Frederick Soddy (1877 – 1956) and the Law of Radioactive Decay

  August 10, 2021   Read time 3 min
Frederick Soddy (1877 – 1956) and the Law of Radioactive Decay
The British chemist Frederick Soddy collaborated with Ernest Rutherford (1871–1937) to discover the law of radioactive decay and then independently developed the concept of the isotope. Soddy was born on September 2, 1877, at Eastbourne, Sussex, England.

He received his early professional education at Eastbourne College and the University of Wales, Aberystwyth. In 1895, Soddy won a scholarship to the Merton College of Oxford University. He graduated from that institution in 1898 with first honors in chemistry. After two years of generally routine postgraduate research at Oxford University, he traveled to Canada and worked as a demonstrator in the chemistry department from 1900 to 1902 at McGill University, Montreal. By good fortune, Soddy came in contact with Rutherford, who was at McGill conducting research on the newly discovered phenomenon of radioactivity. They collaborated on a series of important papers in which they introduced the theory of radioactive decay— a scientific principle of great importance in nuclear technology. They also performed an early investigation of the gaseous emanation of radium.

By 1903, Soddy had left Canada, returned to England, and found a position working with the Scottish chemist Sir William Ramsay (1852–1916) at University College in London. Soddy and Ramsay used spectroscopic techniques to demonstrate that the element helium was being released during the radioactive decay of radium. This result made an important connection—namely, that alpha particles emitted during the radioactive decay of radium (and other heavy nuclei) are really helium nuclei.

From 1904 to 1914, Soddy was a lecturer in physical chemistry and radioactivity at the University of Glasgow, Scotland. In this period, Soddy made his greatest contributions to nuclear technology. In particular, he evolved the so-called Displacement Law by suggesting that the emission of an alpha particle from an element causes that element to move back (or “displace itself”) two places in the periodic table. Pursuing this line of thinking further, Soddy reached his intellectual peak in 1913 when he proposed the concept of the isotope, using this word (derived from ancient Greek and meaning “same place”) for the first time in the February 28 issue of Chemical News.
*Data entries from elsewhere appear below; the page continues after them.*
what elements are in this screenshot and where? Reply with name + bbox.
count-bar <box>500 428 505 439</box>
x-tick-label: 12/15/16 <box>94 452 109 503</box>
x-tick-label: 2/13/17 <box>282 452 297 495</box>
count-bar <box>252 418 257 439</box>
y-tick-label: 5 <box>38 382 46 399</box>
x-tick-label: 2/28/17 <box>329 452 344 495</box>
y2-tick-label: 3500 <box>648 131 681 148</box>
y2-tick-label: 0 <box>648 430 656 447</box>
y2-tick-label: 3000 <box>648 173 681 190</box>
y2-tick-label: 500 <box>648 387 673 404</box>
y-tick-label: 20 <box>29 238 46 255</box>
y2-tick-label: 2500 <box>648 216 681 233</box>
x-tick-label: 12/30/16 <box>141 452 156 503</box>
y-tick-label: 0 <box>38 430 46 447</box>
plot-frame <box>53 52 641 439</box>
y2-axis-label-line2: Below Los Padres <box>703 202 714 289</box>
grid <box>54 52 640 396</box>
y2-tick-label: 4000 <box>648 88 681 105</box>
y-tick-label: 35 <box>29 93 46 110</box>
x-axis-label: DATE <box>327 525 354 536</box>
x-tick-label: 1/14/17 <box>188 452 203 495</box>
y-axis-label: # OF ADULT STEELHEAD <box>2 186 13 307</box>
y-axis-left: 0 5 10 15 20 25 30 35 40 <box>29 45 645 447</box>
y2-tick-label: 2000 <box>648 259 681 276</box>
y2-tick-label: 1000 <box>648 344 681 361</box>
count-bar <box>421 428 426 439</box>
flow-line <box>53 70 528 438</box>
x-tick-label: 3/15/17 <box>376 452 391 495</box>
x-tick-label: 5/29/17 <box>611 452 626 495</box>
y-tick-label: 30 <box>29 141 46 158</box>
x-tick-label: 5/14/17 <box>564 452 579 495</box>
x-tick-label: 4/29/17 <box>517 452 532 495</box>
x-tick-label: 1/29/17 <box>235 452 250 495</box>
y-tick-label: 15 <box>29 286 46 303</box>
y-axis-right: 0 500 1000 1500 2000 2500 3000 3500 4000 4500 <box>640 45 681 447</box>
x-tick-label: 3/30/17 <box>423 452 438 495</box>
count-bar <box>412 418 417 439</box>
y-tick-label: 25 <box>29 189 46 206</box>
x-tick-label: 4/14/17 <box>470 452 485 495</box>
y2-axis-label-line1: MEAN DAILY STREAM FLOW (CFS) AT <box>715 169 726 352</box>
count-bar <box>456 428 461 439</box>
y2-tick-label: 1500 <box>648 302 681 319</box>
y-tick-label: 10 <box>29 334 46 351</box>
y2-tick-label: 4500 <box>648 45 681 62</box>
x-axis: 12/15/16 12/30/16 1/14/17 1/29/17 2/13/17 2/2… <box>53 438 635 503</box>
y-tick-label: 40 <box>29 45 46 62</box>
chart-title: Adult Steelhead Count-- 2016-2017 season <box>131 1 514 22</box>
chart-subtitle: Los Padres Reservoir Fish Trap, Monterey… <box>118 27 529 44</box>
In a brilliant integration of available experimental data on radioactivity, he postulated that certain elements exist in two or more forms that have different atomic weights but nearly indistinguishable chemical characteristics.

Soddy’s work allowed scientists to unravel the bewildering variety of “new” radioactive elements, such as mesothorium 1 (MsTh1; actually, the radioisotope radium-228 within the thorium decay series) and radioactinium (RdAc; the radioisotope thorium-227 within the actinium decay series), which had been discovered during the previous decade. The isotope concept made things fit together a bit more logically on the periodic table. Soddy’s work also prepared the scientific community for Rutherford’s identification of the proton and his speculation about the possible existence of a neutron in 1919. However, the isotope hypothesis only became completely appreciated when James Chadwick (1891–1974) discovered the neutron in 1932.

In 1914, Soddy received an appointment as professor of chemistry at the University of Aberdeen, Scotland. He turned his attentions away from radioactivity and conducted chemical research in support of the British war effort during World War I. Beyond this point in his career, Soddy never contributed significantly to the field of nuclear technology. In 1919, he left Aberdeen to become a professor of chemistry at Oxford University. He remained in that position until 1937, when he retired following the sudden death of his wife due to a heart attack.

Soddy received the 1921 Nobel Prize in chemistry for his “investigations into the origin and nature of isotopes.” Although he had made some excellent contributions to nuclear technology between 1900 and 1914, once he left the University of Glasgow, he basically abandoned any further technical contributions to the field. Soddy attempted, instead, to use his status as a Nobel laureate to champion a variety of social and political causes, but his point of view on such volatile topics as Irish autonomy and women’s rights did not gain general acceptance. After his retirement from Oxford University, he continued to write on social and economic issues and remained generally favorable regarding the use of nuclear energy. Soddy died on September 22, 1956, in Brighton, England.